Zaman zaman Türkiye'deki 'güçlü büyümenin(!) borsada rekor düzeyde yükselişler' getirdiğine dair haberler okuyoruz. Gazeteler borsadaki büyümeyi manşetlere taşırken büyük bir sevinçle haber yapıyorlar ve bu verileri ekonominin kötüye gittiğine dair eleştirileri refüze etmek için kullanıyorlar.
Tabi burada veri değerlendirmesi yapılırken ciddi derecede bilgi kirliliği de yapılıyor.
Zira borsadaki rekor yükselişin sebebi ekonominin büyümesinden değil, 'finans ve bankacılık' piyasasındaki yüksek kazançtan kaynaklanıyor.

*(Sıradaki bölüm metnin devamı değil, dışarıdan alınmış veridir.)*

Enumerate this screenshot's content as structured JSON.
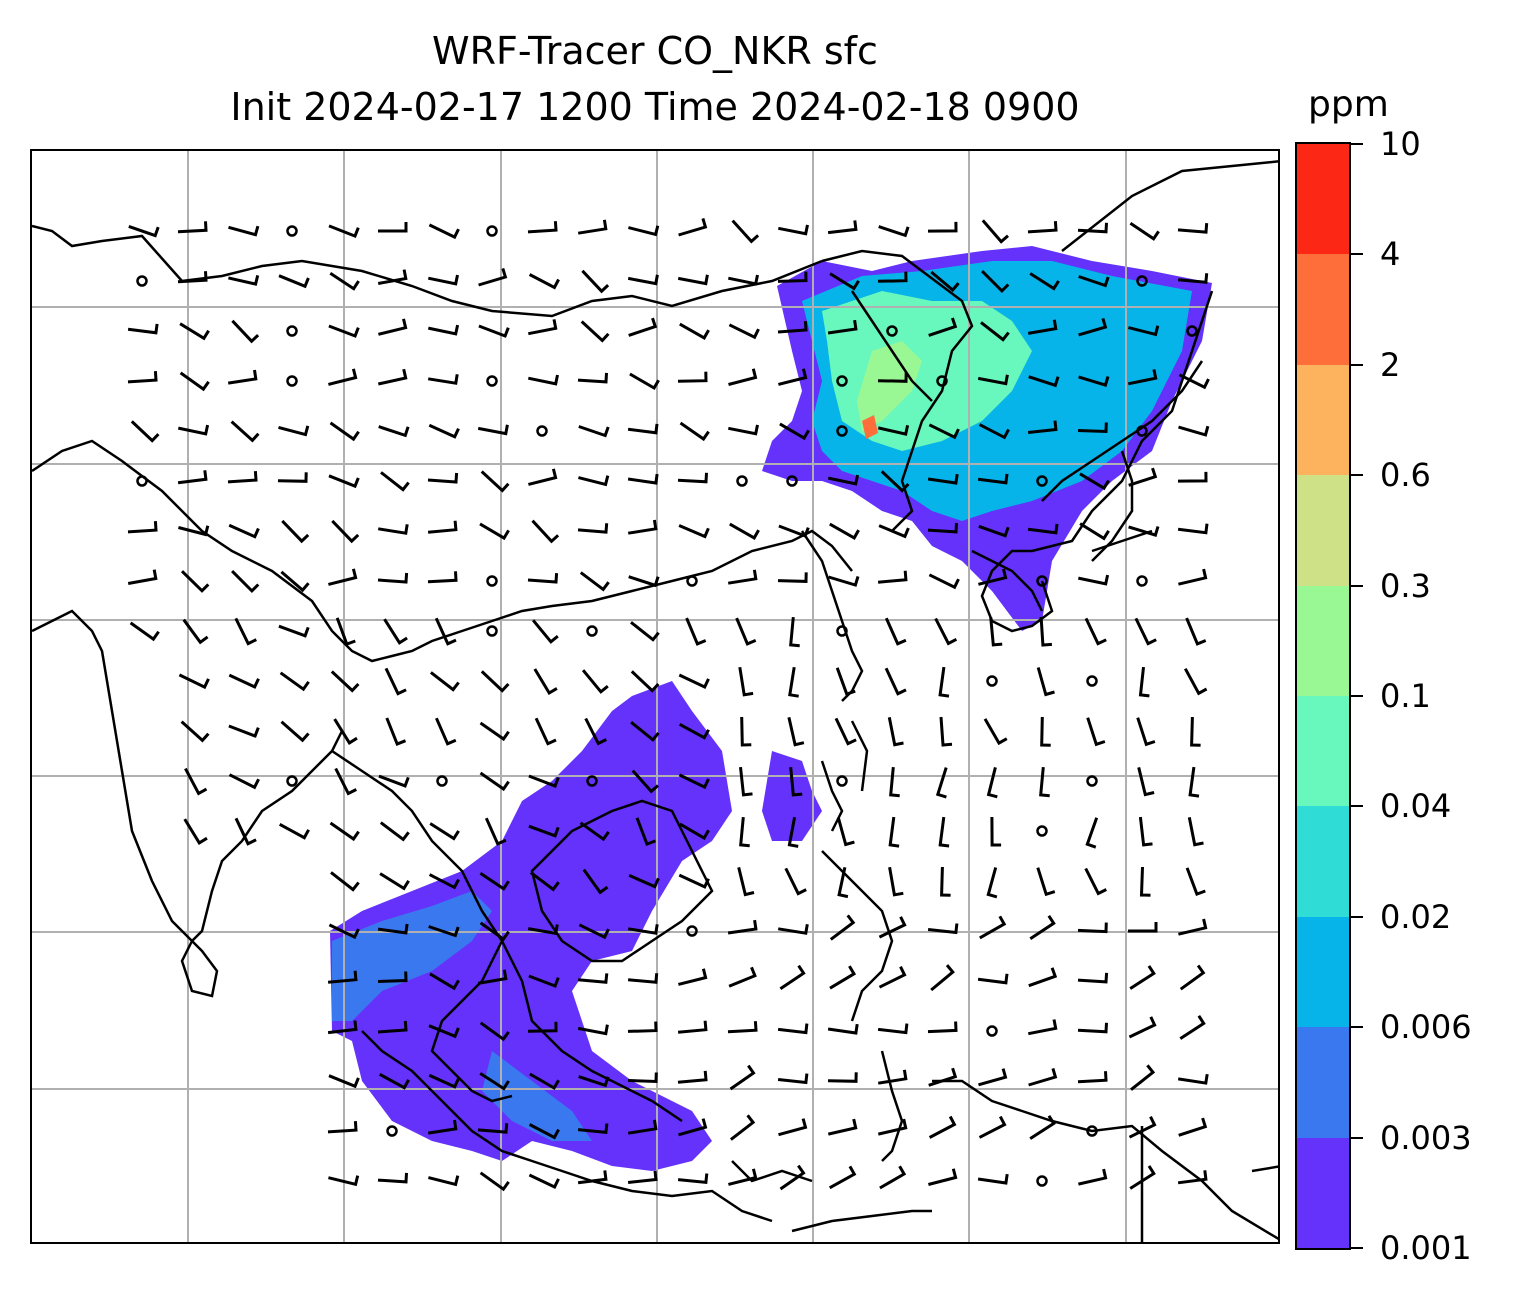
{
  "title": {
    "line1": "WRF-Tracer CO_NKR sfc",
    "line2": "Init 2024-02-17 1200 Time 2024-02-18 0900"
  },
  "colorbar": {
    "unit": "ppm",
    "levels": [
      {
        "label": "0.001",
        "color": "#6432fa"
      },
      {
        "label": "0.003",
        "color": "#3a78f0"
      },
      {
        "label": "0.006",
        "color": "#06b4ea"
      },
      {
        "label": "0.02",
        "color": "#2fdcd6"
      },
      {
        "label": "0.04",
        "color": "#68f7bc"
      },
      {
        "label": "0.1",
        "color": "#9af894"
      },
      {
        "label": "0.3",
        "color": "#cfe187"
      },
      {
        "label": "0.6",
        "color": "#fdb25e"
      },
      {
        "label": "2",
        "color": "#fe6e3b"
      },
      {
        "label": "4",
        "color": "#fd2716"
      },
      {
        "label": "10",
        "color": "#fd2716"
      }
    ]
  },
  "map": {
    "gridlines": true,
    "coastline_color": "#000000",
    "grid_color": "#b0b0b0"
  }
}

Ekonominin büyümüş gösterilmesi ise ağırlıklı olarak borsadaki finans harekeliliğine bağlı olarak revize ediliyor.
Yani ekonomi büyüdüğü için borsa büyümüyor, borsada faiz merkezli büyümeden dolayı ekonomi büyümüş gösteriliyor!
Tabi dünyanın hiçbir yerinde böyle bir ekonomik büyüme modeli yok.
İhracatın 2015 yılına göre düştüğü, sanayi üretimin azaldığı, işsizliğin rekor kırdığı bir ortamda borsaya bakarak ekonomi büyüdü demek akıl kârı değil.
Bu söylediklerimizi kanıtlayan veriler ise bizzat resmi kurumlardan geldi.
Açıklanan kurumlar vergisi rakamlarına göre en çok kurumlar vergisi ödeyen şirketler arasında ilk on içinde sekiz banka var: Ziraat Bankası,
Merkez Bankası, Garanti Bankası, Akbank, İş Bankası, Vakıflar Bankası, Yapı Kredi Bankası, Halk Bankası?
Yani Türkiye'de "üretim yapanlar, sanayi çarklarını döndürenler, ihracat yapanlar" değil paradan para kazananlar, faizle oynayanlar ekonominin büyük aktörleri.
Üstelik 'faize karşı olduklarını' ilan eden bir iktidar döneminde karşımıza çıkıyor bir tablo.
Cumhurbaşkanı Erdoğan'ın birkaç gün önce yaptığı konuşmada bankalara şöyle sesleniyor: "Konut alımlarında faiz oranlarını yıllık şöyle yüzde 9'a doğru çekiverin. Ya kaybetmezsiniz ya. Olmaz ya bu zulümdür, zulüm. Konut alımlarında özellikle devlet ve özel sektör bankaları lütfen şu faiz oranlarını yıllık şöyle yüzde 9'a doğru çekin, sürümden kazanın."
Erdoğan'ın bu çağrısı aslında ekonominin nasıl bankacılık sektörüne bağımlı hale geldiğinin de ispatı. Ancak zulüm olan faizin yüksekliği değil, faizin bizzat kendisi. Yani faizleri düşürerek sadece konut sektörünün canlanmasına yönelik bir mali politika yerine bütün Türkiye'yi ve üretim alanlarını kuşatan, faizsiz, devlet destekli bir ekonomi seferberliğini devreye koymak şarttır diye düşünüyorum.
Bunun bütün şifrelerini ise Prof. Dr.
Haydar Baş'ın
Milli Ekonomi Modeli'nde görmek mümkün.